On the other hand, two-bit-per-cell masked ROM technology exists. Each cell has transistors chosen from four transistor sizes resulting in four possible on-state resistances. Reading from it works the same way as MLC flash; the sense amplifier feeds analog comparators to distinguish the levels. The microcode of the original Intel 8087 numeric coprocessor was stored in two-bit-per-cell masked ROM.

200 cycles or less

Posted Jan 15, 2020 16:39 UTC (Wed) by ale2018 (guest, #128727) [Link] (5 responses)

Those 200 cycles seem to be a very short timeframe to do something useful. Can one implement a firewall, querying a database on some packets? Using FPGAs??

Except for routers, to be able to communicate faster than one can think sounds nonsensical. Something like arriving before leaving...?

200 cycles or less

Posted Jan 15, 2020 19:00 UTC (Wed) by hkario (subscriber, #94864) [Link] (2 responses)

remember that those 200 cycles are for processing header only, the length of payload doesn't matter (here it's averaged over typical frame sizes)

it's just like navigation: handling a 20t truck in principle is not different than a 3.5t truck

200 cycles or less

Posted Jan 15, 2020 22:45 UTC (Wed) by leromarinvit (subscriber, #56850) [Link]

I think the 200 cycles number is just meant as a reminder that it's "not much" time per packet. The linked article seems to be talking about a single 3 GHz CPU. Obviously the available cycles vary with average packet length and CPU clock, and processing can be split over multiple cores. That is, of course, no reason not to try making the best use of the available cycles, since latency will suffer if you just rely on parallellism to stem the load.

200 cycles or less

Posted Jan 17, 2020 6:55 UTC (Fri) by ghane (guest, #1805) [Link]

Thanks, I will apply for my licence today :-)

200 cycles or less

Posted Jan 27, 2020 14:23 UTC (Mon) by robbe (guest, #16131) [Link] (1 responses)

The 200 cycles number is really a ballpark figure and should not be taken for granite. A simple optimisation is to use mainly jumbo frames, which raises your per-packet budget to more than 1000 cycles.

I also think that no OS achieves CPU-involved forwarding speeds of even 10Gbps without a lot of NIC offloading (coalescing, TSO, etc.)

200 cycles or less

Posted Jan 27, 2020 17:47 UTC (Mon) by Cyberax (✭ supporter ✭, #52523) [Link]

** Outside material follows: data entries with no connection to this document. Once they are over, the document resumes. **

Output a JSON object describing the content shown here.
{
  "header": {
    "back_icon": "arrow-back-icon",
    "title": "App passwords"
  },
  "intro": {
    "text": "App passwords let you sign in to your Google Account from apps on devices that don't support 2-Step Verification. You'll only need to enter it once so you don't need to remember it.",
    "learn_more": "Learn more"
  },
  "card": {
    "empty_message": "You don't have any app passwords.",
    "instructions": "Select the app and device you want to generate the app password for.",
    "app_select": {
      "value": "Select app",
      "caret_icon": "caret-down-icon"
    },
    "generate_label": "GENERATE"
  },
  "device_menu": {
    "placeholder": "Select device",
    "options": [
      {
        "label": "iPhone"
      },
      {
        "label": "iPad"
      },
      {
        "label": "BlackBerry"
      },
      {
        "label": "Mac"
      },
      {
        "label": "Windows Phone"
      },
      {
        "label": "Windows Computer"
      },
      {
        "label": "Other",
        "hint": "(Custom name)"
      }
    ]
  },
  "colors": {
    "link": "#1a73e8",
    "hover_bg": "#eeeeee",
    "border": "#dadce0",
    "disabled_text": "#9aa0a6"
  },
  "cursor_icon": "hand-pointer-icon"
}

You can easily get more than 1 million packets per second on general CPUs without any offloading, this works out to more than 10GBps easily.

Accelerating netfilter with hardware offload, part 1

Posted Jan 16, 2020 18:50 UTC (Thu) by BenHutchings (subscriber, #37955) [Link]

TCAM is necessary for the most general filter matching, but somewhat more restricted packet filtering can be done using a hash table with open addressing.